At any rate, this is a possible approach, and it may or may not end up workable. But however we enable frequency analysis inside the brain, I hope more people start thinking seriously about the normalization problem soon. Frequency is of central importance in neural function, and having a method to normalize frequency within the brain will be central in understanding how it all works.

 

Image: Neurons from the limbic area of the Central Nervous System. Image copyright and courtesy of Bryan W. Jones.

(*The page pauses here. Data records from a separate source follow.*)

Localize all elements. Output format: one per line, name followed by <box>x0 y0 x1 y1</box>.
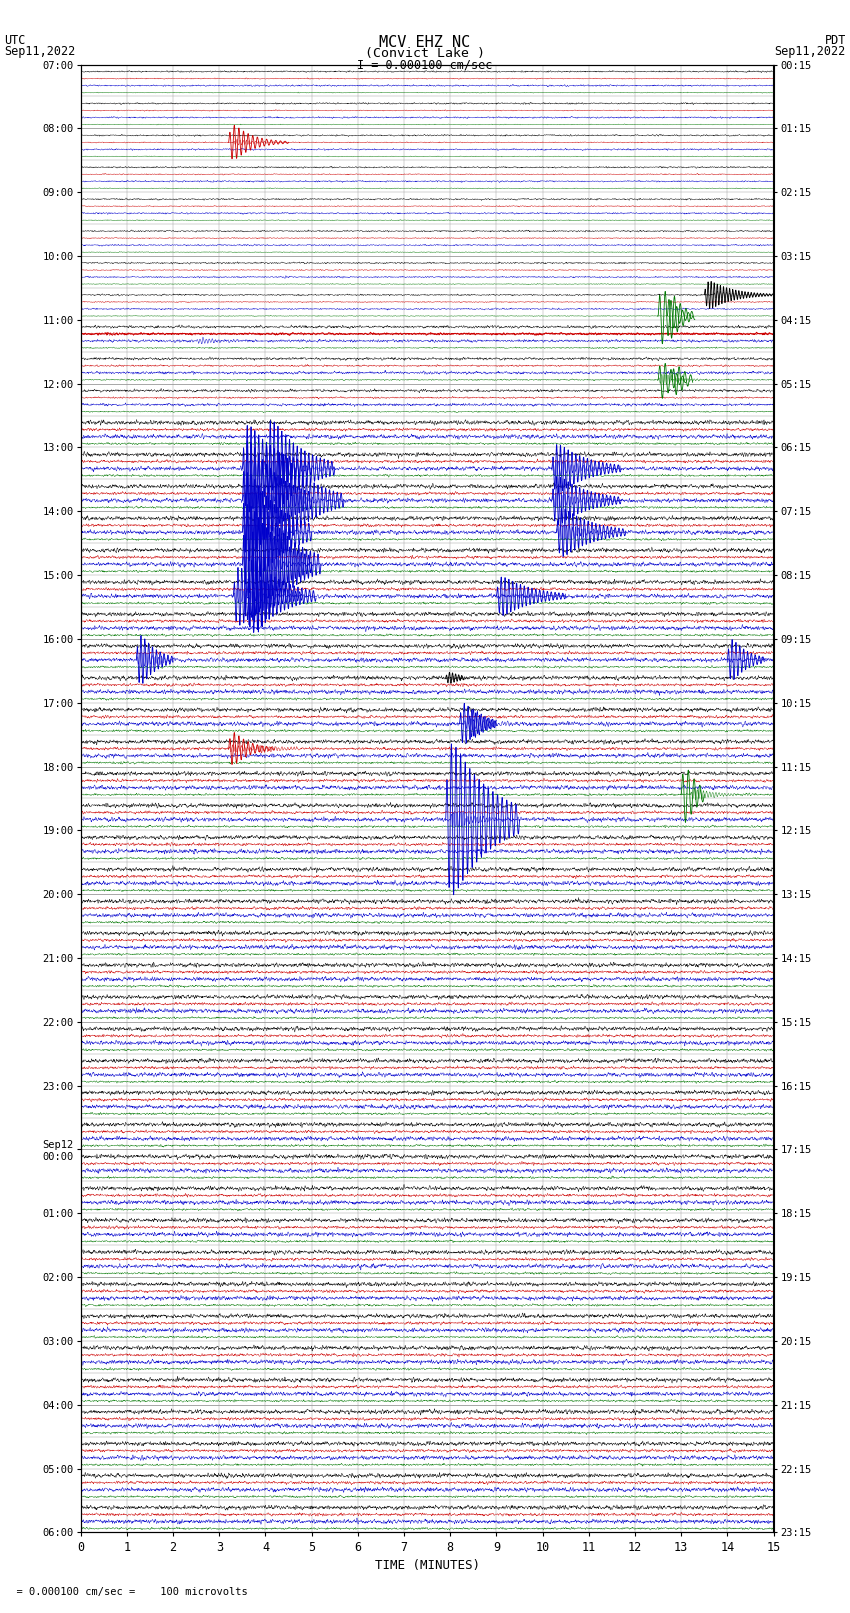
Text: I = 0.000100 cm/sec: I = 0.000100 cm/sec <box>357 58 493 71</box>
Text: Sep11,2022: Sep11,2022 <box>4 45 76 58</box>
Text: PDT: PDT <box>824 34 846 47</box>
Text: UTC: UTC <box>4 34 26 47</box>
Text: = 0.000100 cm/sec =    100 microvolts: = 0.000100 cm/sec = 100 microvolts <box>4 1587 248 1597</box>
X-axis label: TIME (MINUTES): TIME (MINUTES) <box>375 1558 479 1571</box>
Text: Sep11,2022: Sep11,2022 <box>774 45 846 58</box>
Text: MCV EHZ NC: MCV EHZ NC <box>379 35 471 50</box>
Text: (Convict Lake ): (Convict Lake ) <box>365 47 485 60</box>
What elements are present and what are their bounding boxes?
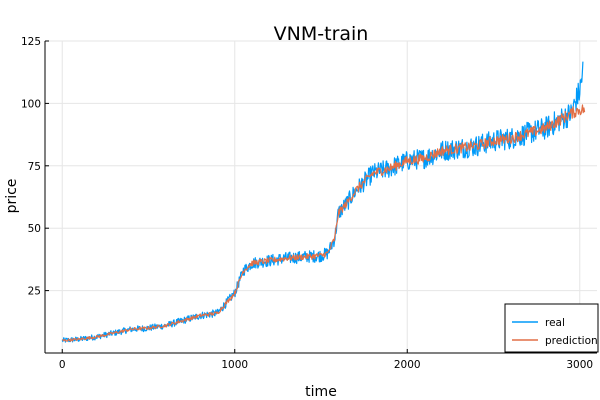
- x-tick-label: 1000: [221, 359, 248, 371]
- y-tick-label: 100: [21, 98, 41, 110]
- legend-label-prediction: prediction: [545, 335, 598, 347]
- x-axis-label: time: [305, 384, 337, 400]
- y-tick-label: 75: [28, 161, 41, 173]
- grid-lines: [45, 40, 597, 353]
- series-line-prediction: [61, 104, 586, 342]
- chart-title: VNM-train: [274, 23, 369, 45]
- legend-box: [504, 303, 599, 353]
- legend-label-real: real: [545, 317, 565, 329]
- legend: real prediction: [504, 303, 599, 353]
- y-tick-label: 25: [28, 286, 41, 298]
- y-tick-label: 125: [21, 36, 41, 48]
- y-axis-label: price: [4, 179, 20, 214]
- axes: 0 1000 2000 3000 25 50 75 100 125: [21, 36, 597, 371]
- y-tick-label: 50: [28, 223, 41, 235]
- series-path-prediction: [61, 104, 586, 342]
- x-tick-label: 3000: [566, 359, 593, 371]
- x-tick-label: 0: [59, 359, 66, 371]
- x-tick-label: 2000: [394, 359, 421, 371]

[1] I’m reminded of this curmudgeonly letter regarding the ‘omics’ situation:

It is an old maxim that if you want to get on, invent a new word for your particular niche in an old area, and so become an instant expert. This process seems to have gone mad. A recent article in The Scientist that referred to “nutri genomics” [1] prompted me to see just how many -omics had now been coined. Well over 100 neologisms are listed at http://www.genomicglossaries.com/content/omes.asp. A few of the more ghastly examples are foldomics, functomics, GPCRomics, inomics, ionomics, interactomics, ligandomics, localizomics, pharmacomethylomics and separomics. None of these refers to areas of work that did not exist before the coining of the new word. Perhaps, as an electrophysiologist working on recombinant ion channels, I should dub myself an expert on ohmomics.

This habit of coining fancy words for old ideas might be thought harmless, merely a source of endless mirth for thinking scientists. I’m not so sure though. Apart from reinforcing the view of scientists as philistine illiterates (at least when it comes to etymology), actual harm is done to science as the public becomes aware that some among us seem to prefer long words to clarity of thought.